Enter your data for Multiple Correspondence Analysis

Stat > Multivariate > Multiple Correspondence Analysis
  1. Select the option that matches your data:
    • Categorical variables: Select this option if you have raw data. Then enter the columns containing the categorical variables.

      In this worksheet, Gender, Weight, Smokes, and Activity contain the raw data values for each categorical variable.
      C1-T C2-T C3-T C4-T
      Gender Weight Smokes Activity
      Male Normal Yes Yes
      Female Overweight No Yes
      Female Normal No No
      Male Normal No Yes
      Female Underweight No No
      Female Overweight Yes No

    • Indicator variables: Select this option if your data are arranged as indicator variables. Then enter the columns containing the indicators. Each indicator variable (column) represents one level of the categorical variable and each observation (row) takes a binary value depending on whether it does (1) or does not (0) belong to the category. Therefore, the values in all columns must be either 0 or 1.

      In this worksheet, the indicator values correspond with the observations previously shown in the table of raw data. Each worksheet cell contains a 0 or 1 to indicate whether the observation belongs in each category. For example, the first observation in row 1 indicates a male of normal weight who smokes and engages in regular physical activity.
      C1 C2 C3 C4 C5 C6 C7 C8 C9
      Female Male Norm Weight Underweight Overweight No Smokes Smokes No Activity Activity
      0 1 1 0 0 0 1 0 1
      1 0 0 0 1 1 0 0 1
      1 0 1 0 0 1 0 1 0
      0 1 1 0 0 1 0 0 1
      1 0 0 1 0 1 0 1 0
      1 0 0 0 1 0 1 1 0

    Note

    You must delete rows with missing data from the worksheet before using this analysis.
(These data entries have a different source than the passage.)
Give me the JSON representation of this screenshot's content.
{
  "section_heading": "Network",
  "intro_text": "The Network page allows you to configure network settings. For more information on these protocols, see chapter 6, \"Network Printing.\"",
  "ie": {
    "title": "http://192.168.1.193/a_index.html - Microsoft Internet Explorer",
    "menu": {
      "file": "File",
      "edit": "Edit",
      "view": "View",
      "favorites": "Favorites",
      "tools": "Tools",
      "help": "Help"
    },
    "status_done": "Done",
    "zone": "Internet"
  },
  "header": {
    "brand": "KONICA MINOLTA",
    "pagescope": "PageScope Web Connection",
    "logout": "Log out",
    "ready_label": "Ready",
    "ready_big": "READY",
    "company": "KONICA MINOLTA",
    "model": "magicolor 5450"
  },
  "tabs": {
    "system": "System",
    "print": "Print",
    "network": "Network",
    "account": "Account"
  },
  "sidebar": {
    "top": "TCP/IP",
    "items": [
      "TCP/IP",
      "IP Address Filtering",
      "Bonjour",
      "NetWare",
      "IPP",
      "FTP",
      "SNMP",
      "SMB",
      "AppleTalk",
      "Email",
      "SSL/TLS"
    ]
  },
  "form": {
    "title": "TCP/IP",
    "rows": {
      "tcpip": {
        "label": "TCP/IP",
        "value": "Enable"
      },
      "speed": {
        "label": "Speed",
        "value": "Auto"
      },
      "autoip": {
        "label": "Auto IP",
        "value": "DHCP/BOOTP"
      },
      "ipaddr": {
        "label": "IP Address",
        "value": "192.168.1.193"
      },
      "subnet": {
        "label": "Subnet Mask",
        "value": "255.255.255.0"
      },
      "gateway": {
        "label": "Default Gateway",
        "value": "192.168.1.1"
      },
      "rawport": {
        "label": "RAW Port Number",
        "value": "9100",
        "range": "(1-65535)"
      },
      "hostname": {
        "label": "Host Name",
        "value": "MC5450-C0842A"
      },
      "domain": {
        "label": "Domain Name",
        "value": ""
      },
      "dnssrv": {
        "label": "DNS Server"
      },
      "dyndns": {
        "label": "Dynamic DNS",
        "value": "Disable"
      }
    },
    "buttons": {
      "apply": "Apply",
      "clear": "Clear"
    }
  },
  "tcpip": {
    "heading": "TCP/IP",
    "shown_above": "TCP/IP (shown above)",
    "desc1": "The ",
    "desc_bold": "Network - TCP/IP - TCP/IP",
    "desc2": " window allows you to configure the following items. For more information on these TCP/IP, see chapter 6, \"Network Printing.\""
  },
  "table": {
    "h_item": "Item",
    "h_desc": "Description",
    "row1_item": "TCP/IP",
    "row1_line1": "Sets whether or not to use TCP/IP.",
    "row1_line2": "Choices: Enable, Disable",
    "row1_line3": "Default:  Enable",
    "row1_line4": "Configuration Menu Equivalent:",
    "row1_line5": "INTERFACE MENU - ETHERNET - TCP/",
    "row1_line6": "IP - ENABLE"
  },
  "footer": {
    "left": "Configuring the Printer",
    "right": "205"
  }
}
  2. In Category names, you can enter a column of names for the categories to assign the category names. The name column must be a text column whose length matches the number of categories for all categorical variables. For example, suppose you have the following categorical variables: Sex (male, female), Hair color (blond, brown, black), and Age (under 20, from 20 to 50, over 50), and no supplementary variables. To assign category names, you need a column with 2 + 3 + 3 = 8 category names, so the column must contain 8 rows. Minitab displays the first 8 characters of the names in tables, but displays the full name on graphs. If you do not enter category names, Minitab names the columns Column1, Column2, and so on.
  3. In Number of components, enter a number from 1 up to the number of categorical variables. Minitab can create plots with the components that you calculate. To display the column plot, you must have at least 2 components.